Saturday, July 14, 2018

Weekend Inspiration: Finding Serenity (Again)

The Serenity Prayer



Philippians 4:6-7
“Be anxious for nothing, but in everything by prayer and supplication, with thanksgiving, let your requests be made known to God; and the peace of God, which surpasses all understanding, will guard your hearts and minds through Christ Jesus.”

I am halfway through teaching another online course through beadisciple.com.  Once again, the text for this course is Trevor Hudson's book, The Serenity Prayer. In this book, Trevor devotes one chapter to each line of the prayer and discusses its application in our lives as we search for serenity. Most people are very familiar with the first four lines of the prayer. But, perhaps you didn't realize that there are actually several more lines. Here is the entire text of the Serenity Prayer, believed to have been written by Reinhold Niebuhr:

God grant me the serenity 
To accept the things I cannot change; 
Courage to change the things I can; 
And wisdom to know the difference. 
Living one day at a time; 
Enjoying one moment at a time; 
Accepting hardships as the pathway to peace; 
Taking, as He did, this sinful world 
As it is, not as I would have it; 
Trusting that He will make all things right 
If I surrender to His Will; 
So that I may be reasonably happy in this life 
And supremely happy with Him 
Forever and ever in the next. 
It is a beautiful prayer and one that I return to time and again in my daily life. I do find it interesting (and ironic) that the time I have scheduled to teach this course inevitably always ends up being a time in my life when there is very little serenity.
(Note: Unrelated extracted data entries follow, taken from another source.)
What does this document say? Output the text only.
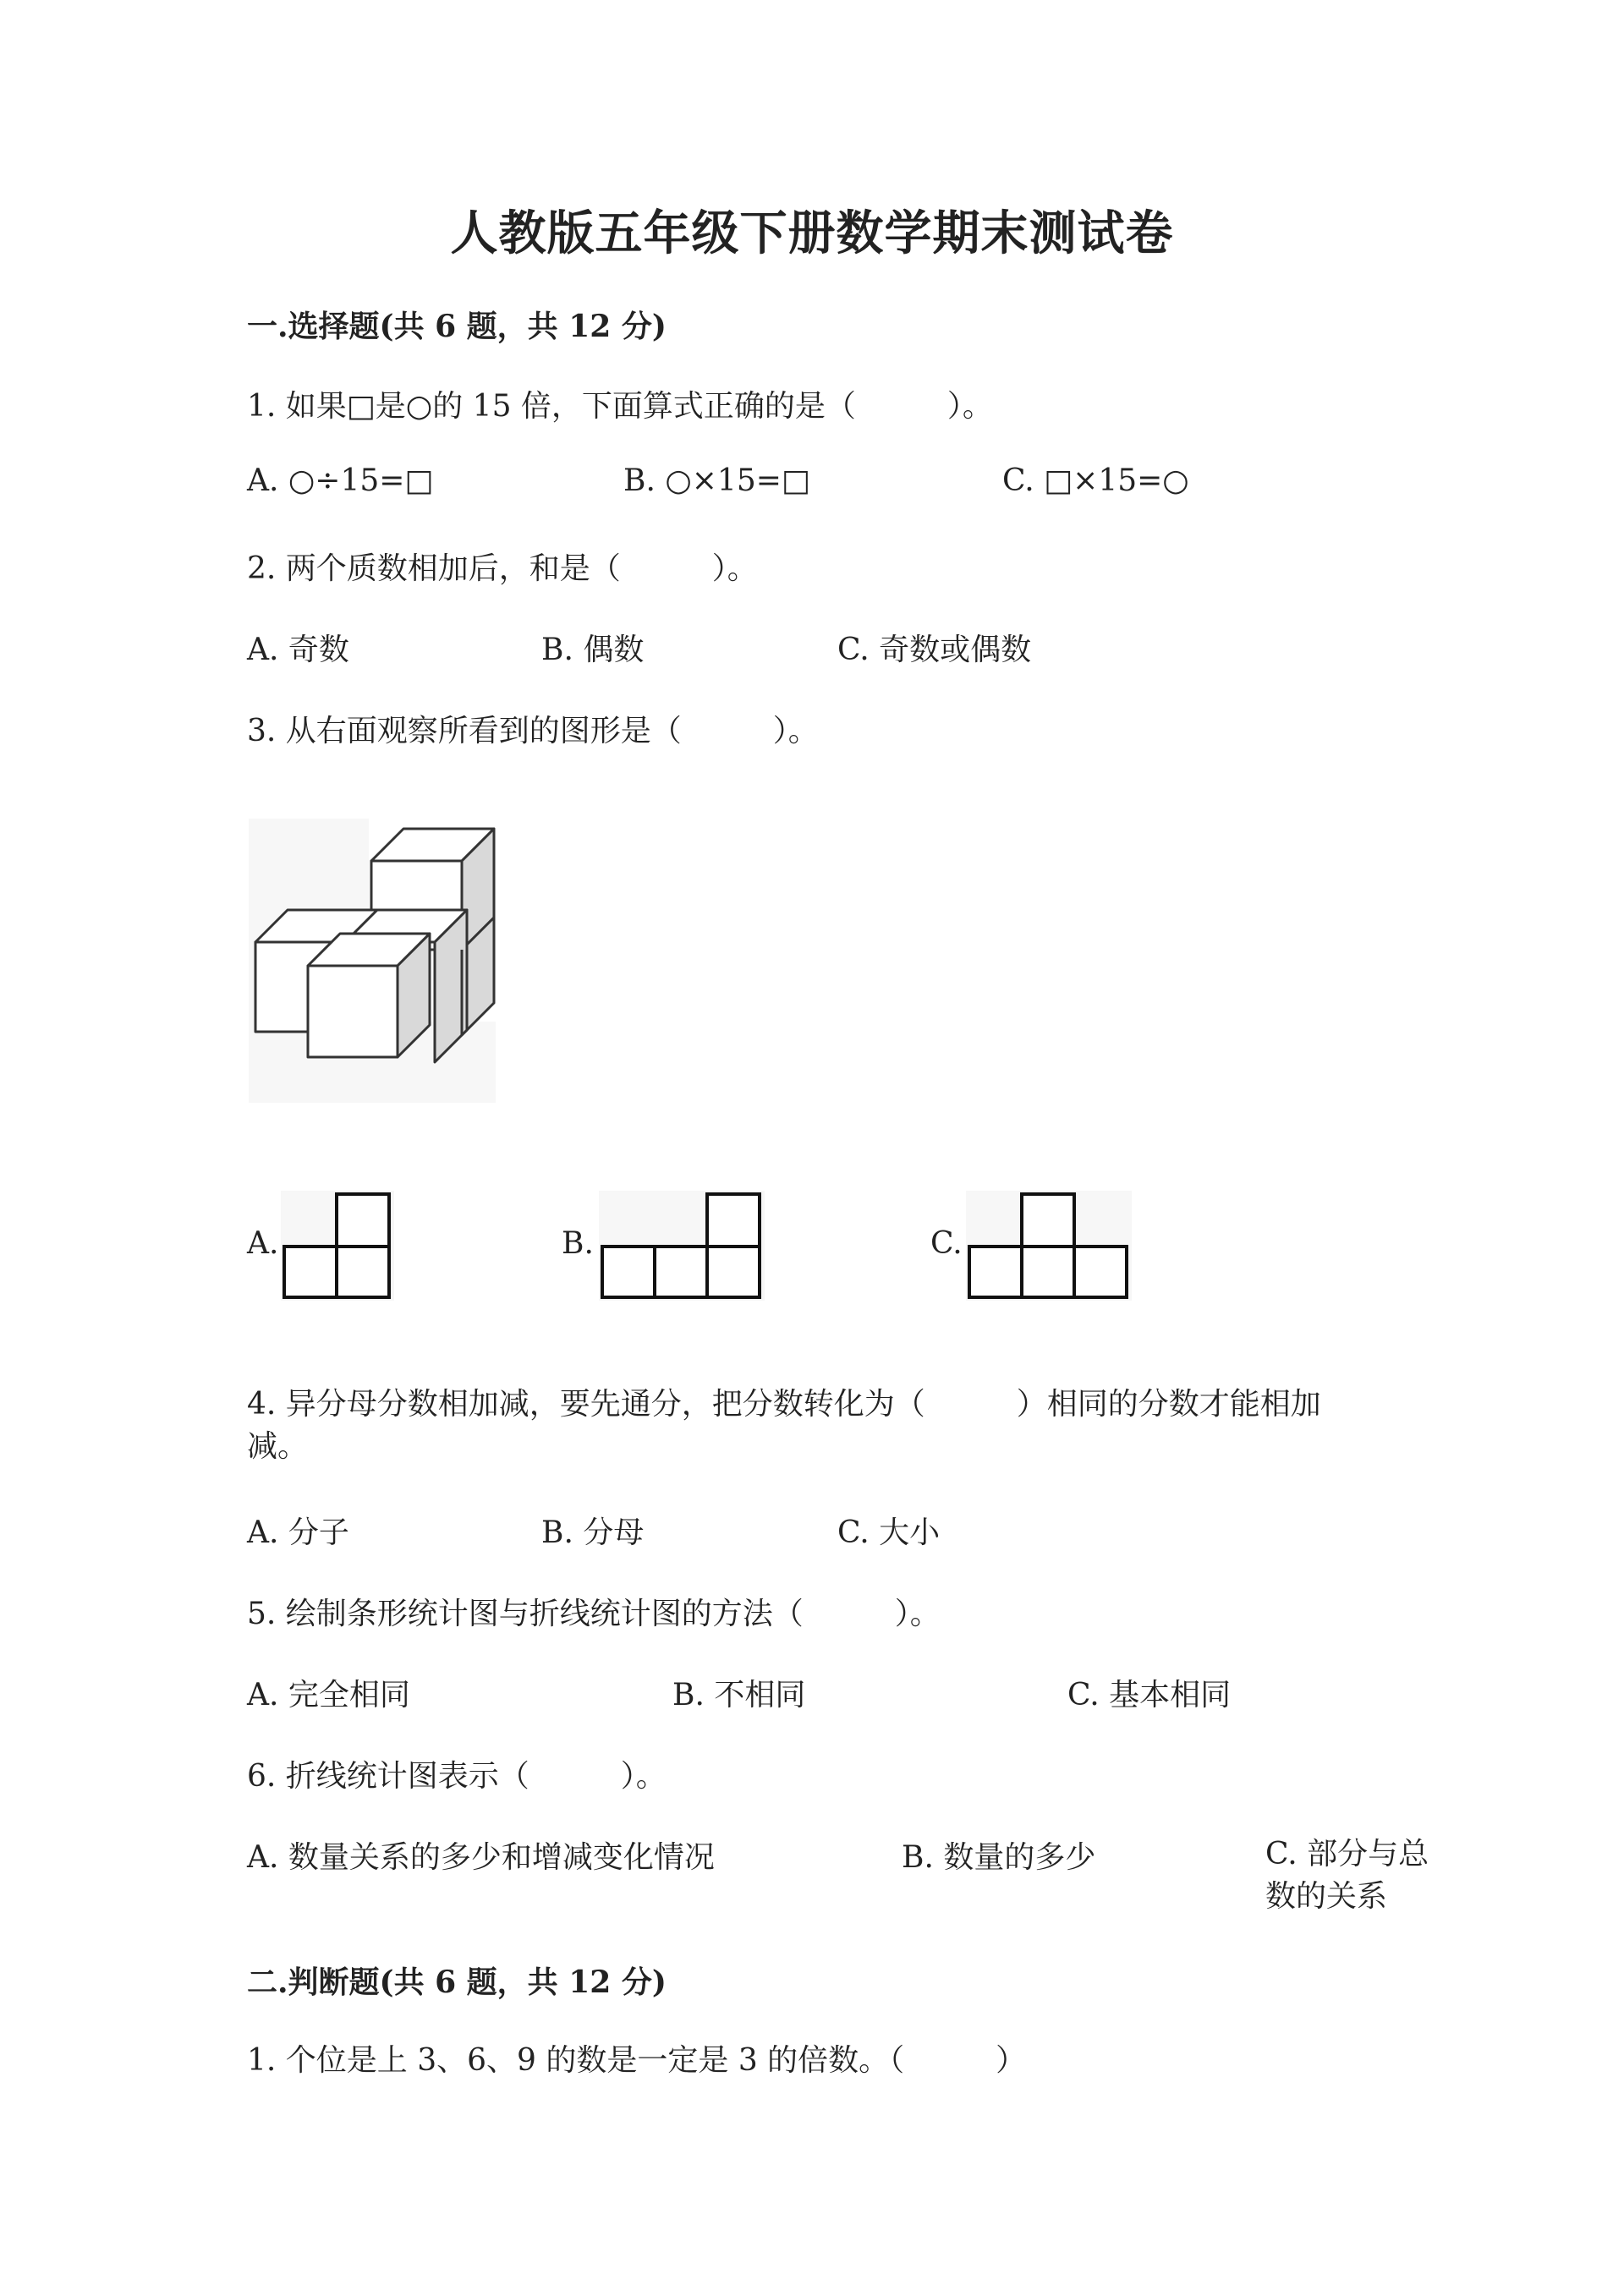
人教版五年级下册数学期末测试卷
一.选择题(共 6 题，共 12 分)

1. 如果□是○的 15 倍，下面算式正确的是（　　　）。

A. ○÷15=□	B. ○×15=□	C. □×15=○

2. 两个质数相加后，和是（　　　）。

A. 奇数	B. 偶数	C. 奇数或偶数

3. 从右面观察所看到的图形是（　　　）。

A.	B.	C.

4. 异分母分数相加减，要先通分，把分数转化为（　　　）相同的分数才能相加减。

A. 分子	B. 分母	C. 大小

5. 绘制条形统计图与折线统计图的方法（　　　）。

A. 完全相同	B. 不相同	C. 基本相同

6. 折线统计图表示（　　　）。

A. 数量关系的多少和增减变化情况	B. 数量的多少	C. 部分与总数的关系
二.判断题(共 6 题，共 12 分)

1. 个位是上 3、6、9 的数是一定是 3 的倍数。（　　　）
This is my third time teaching the course and, once again, this rings true. In previous posts I have mentioned a family member who recently had three surgeries. She continues to recuperate well, for which we are thankful, and relies heavily on my husband and I for emotional support. It has been a challenging time for all of us. In addition, there have been other calls on our time with house projects, decision making, this course I am now teaching and a "new addition" to our family. (More on that in a future post!) Perhaps you can relate to the busy-ness of life which can bring exhaustion and rob one of their serenity! 

In Trevor's book, when he discusses living one day at a time and enjoying one moment at a time, he talks about the difference between the words "nowhere" and "now here."  By the simple addition of just one space, we can focus on the present-on being "now here" rather than finding ourselves "nowhere" except in a ball of nervous frenzy! I have really thought a lot during this teaching session about the "now here" concept. We surely can't enjoy one moment at a time if we aren't focused on the here and now where we find our self. And there is almost always some small thing to enjoy, or at least to be thankful for, even when not so great things are happening. 
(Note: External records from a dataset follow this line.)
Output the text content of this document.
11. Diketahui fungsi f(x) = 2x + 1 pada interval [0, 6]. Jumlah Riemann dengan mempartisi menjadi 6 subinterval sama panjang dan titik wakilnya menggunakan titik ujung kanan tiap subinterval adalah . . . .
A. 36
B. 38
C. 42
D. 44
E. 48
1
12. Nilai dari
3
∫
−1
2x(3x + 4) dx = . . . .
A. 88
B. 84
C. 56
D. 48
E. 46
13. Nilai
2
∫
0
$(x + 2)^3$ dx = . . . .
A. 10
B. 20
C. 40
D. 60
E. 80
To illustrate this, Trevor tells the story of a man being chased by a bear off a cliff. The man sees a branch as he falls and clings to it for dear life. However, when he looks up, he sees that the bear is swatting at him from above and a mountain lion arrives below him and is lunging for him from below. To top it all off, he realizes a badger is gnawing away at the branch he is clinging to for dear life. Talk about a horrible scenario! As the man clings to the branch he looks over and notices hanging there the most beautiful strawberry he has ever seen. Hanging on with one hand, he reaches over, picks the strawberry, and puts it in his mouth. "Aah, delicious," he says, realizing that it is the most wonderful strawberry he has ever tasted!
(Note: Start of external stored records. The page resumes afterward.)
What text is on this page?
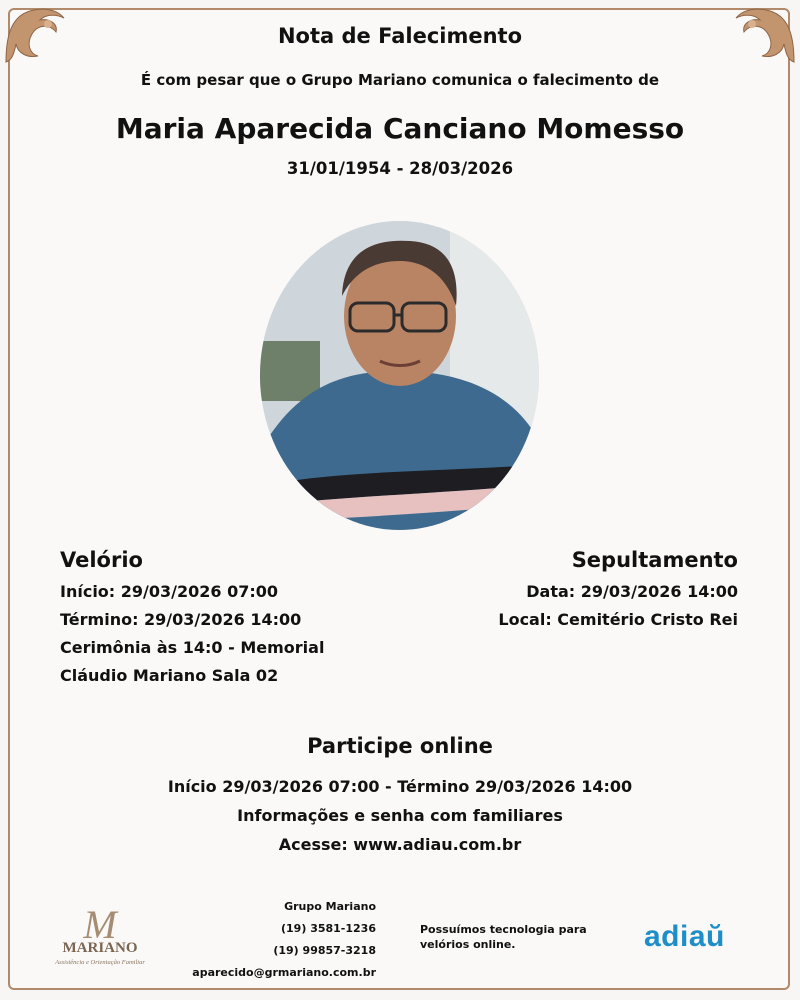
Nota de Falecimento
É com pesar que o Grupo Mariano comunica o falecimento de
Maria Aparecida Canciano Momesso
31/01/1954 - 28/03/2026
Velório
Início: 29/03/2026 07:00
Término: 29/03/2026 14:00
Cerimônia às 14:0 - Memorial
Cláudio Mariano Sala 02
Sepultamento
Data: 29/03/2026 14:00
Local: Cemitério Cristo Rei
Participe online
Início 29/03/2026 07:00 - Término 29/03/2026 14:00
Informações e senha com familiares
Acesse: www.adiau.com.br
M
MARIANO
Assistência e Orientação Familiar
Grupo Mariano
(19) 3581-1236
(19) 99857-3218
aparecido@grmariano.com.br
Possuímos tecnologia para
velórios online.	adiaŭ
Although I'm not sure that I would have even had the courage to let go of the branch long enough to reach for the strawberry, the point of this story is important to me. Even when life is most hectic, or everything seems to be going wrong, there just may be a strawberry hanging nearby if we can just breathe and notice it! And in that moment of noticing, there is serenity. 

So tell me, when have you found a "strawberry" hanging nearby when life was difficult? Hope you will take a moment to share. And, if you are interested, I will be teaching this course again in September. Check out beadisciple.com for more info!

Blessings,
Debbie

3 comments:

Karen said...

I have always loved this prayer, especially the expanded version. Often in my life my loudest cry has been: "I just want some PEACE!!!" There is more than enough chaos to go around in our busy lives. I am (still) learning that our times of weakness and distress are those times when we draw closer to God. Through these times we learn and we grow, and we become more dependent on the Source of our comfort, as it should be. Last week at the dentist I was talking with the hygienist about our same age moms and how it can be rough. I told her I feel like I'm always praying for patience. She said instead of patience, pray for compassion, that patience is too fleeting. So I did. Walking into my mom's place, I prayed to have compassion instead. Put myself in HER place. It made such a difference. God knows our weaknesses and He also knows how He will bring us through. Trying now to rest in that knowledge. I'm slowly reading through this prayer today, thank you for the reminder.

Sharon said...

What a wonderful post, Debbie! I am going to try and remember the "strawberry" story. That illustrates so well enjoying the small moments no matter what else is going on.

Deborah Ross said...

Thanks Sharon and Karen. I'm glad you like the strawberry story. And, Karen, I really like your comment about praying for compassion. Having patience in a difficult situation can be tough, but having compassion for the person really puts a different spin on what we are doing for them.